A recent Law 360 story by Linda Chiem, “Virgin Asks 9th Circ. To Ax $6M Atty Fee in Wage Spat” reports that Alaska Airlines and Virgin America asked the Ninth Circuit to vacate nearly $6 million in fees awarded to attorneys for a certified class of flight attendants who won $77 million in a long-running dispute over pay and rest breaks. Virgin America Inc., which merged with Alaska Airlines Inc., filed an opening brief with the Ninth Circuit claiming that U.S. District Judge Jon S. Tigar in January signed off on $5.7 million in fees for the plaintiffs' attorneys without digging into whether their hours and calculations were properly justified.
The attorneys, who initially requested $13.2 million, but were awarded less than half that, are representing named plaintiff Julia Bernstein and flight attendants alleging Virgin America flouted California labor laws by not paying them for all hours worked, including overtime, and denying them state-mandated meal and rest breaks. Judge Tigar had acknowledged that the attorney fee application was too vague, saying "the level of specificity at which plaintiffs have documented their time makes it difficult or impossible for Virgin to raise certain challenges that courts have found justified partial reductions in other cases."
Despite that critical flaw, according to the airline, the court accepted all of the hours that the plaintiffs' counsel claimed and awarded a $5.7 million fee award, subject to only a 5% general reduction in hours. "That decision cannot stand," the airline said in the brief. "Because the lack of detail in the fee application deprived Virgin of a fair adversarial process and did not allow meaningful judicial review, the fee award must be vacated for that reason alone."
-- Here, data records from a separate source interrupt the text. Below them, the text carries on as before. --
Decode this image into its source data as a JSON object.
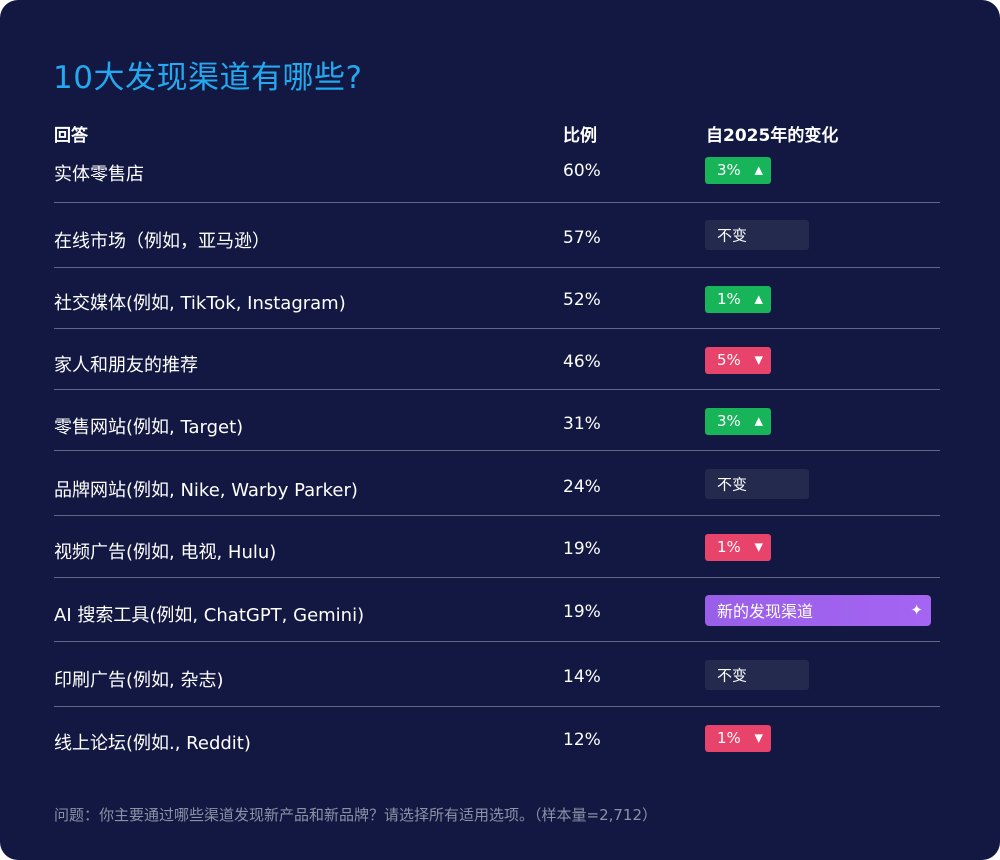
{
  "title": "10大发现渠道有哪些?",
  "columns": {
    "answer": "回答",
    "percent": "比例",
    "change": "自2025年的变化"
  },
  "footnote": "问题：你主要通过哪些渠道发现新产品和新品牌？请选择所有适用选项。（样本量=2,712）",
  "colors": {
    "background": "#121841",
    "title": "#22a9ef",
    "up": "#17b45a",
    "down": "#e8436a",
    "flat": "#232a4e",
    "new": "#9a5fe8"
  },
  "icons": {
    "up": "triangle-up-icon",
    "down": "triangle-down-icon",
    "new": "sparkle-icon"
  },
  "chart_data": {
    "type": "table",
    "rows": [
      {
        "answer": "实体零售店",
        "percent": 60,
        "percent_label": "60%",
        "change_type": "up",
        "change_label": "3%"
      },
      {
        "answer": "在线市场（例如，亚马逊）",
        "percent": 57,
        "percent_label": "57%",
        "change_type": "flat",
        "change_label": "不变"
      },
      {
        "answer": "社交媒体(例如, TikTok, Instagram)",
        "percent": 52,
        "percent_label": "52%",
        "change_type": "up",
        "change_label": "1%"
      },
      {
        "answer": "家人和朋友的推荐",
        "percent": 46,
        "percent_label": "46%",
        "change_type": "down",
        "change_label": "5%"
      },
      {
        "answer": "零售网站(例如, Target)",
        "percent": 31,
        "percent_label": "31%",
        "change_type": "up",
        "change_label": "3%"
      },
      {
        "answer": "品牌网站(例如, Nike, Warby Parker)",
        "percent": 24,
        "percent_label": "24%",
        "change_type": "flat",
        "change_label": "不变"
      },
      {
        "answer": "视频广告(例如, 电视, Hulu)",
        "percent": 19,
        "percent_label": "19%",
        "change_type": "down",
        "change_label": "1%"
      },
      {
        "answer": "AI 搜索工具(例如, ChatGPT, Gemini)",
        "percent": 19,
        "percent_label": "19%",
        "change_type": "new",
        "change_label": "新的发现渠道"
      },
      {
        "answer": "印刷广告(例如, 杂志)",
        "percent": 14,
        "percent_label": "14%",
        "change_type": "flat",
        "change_label": "不变"
      },
      {
        "answer": "线上论坛(例如., Reddit)",
        "percent": 12,
        "percent_label": "12%",
        "change_type": "down",
        "change_label": "1%"
      }
    ]
  }
}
Moreover, the class counsel's flawed lodestar consisted of nearly 4,500 hours of billable time, most of which was billed at an absolute "top of the market" rate of $750 per hour, according to the brief. On top of that, Judge Tigar improperly approved $251,000 in court-related expenses for the plaintiffs' attorneys, Virgin argued. "Most of the expenses that the district court awarded were for 'expert fees,' which are not recoverable under black-letter California law," the airline said. "In addition, the district court erred by ignoring the rule that a party cannot recover expenses without submitting an itemized list and accompanying receipts. The district court did not identify any exception to this rule, and it candidly acknowledged that plaintiffs' counsel failed to comply with it. But the court awarded expenses anyway."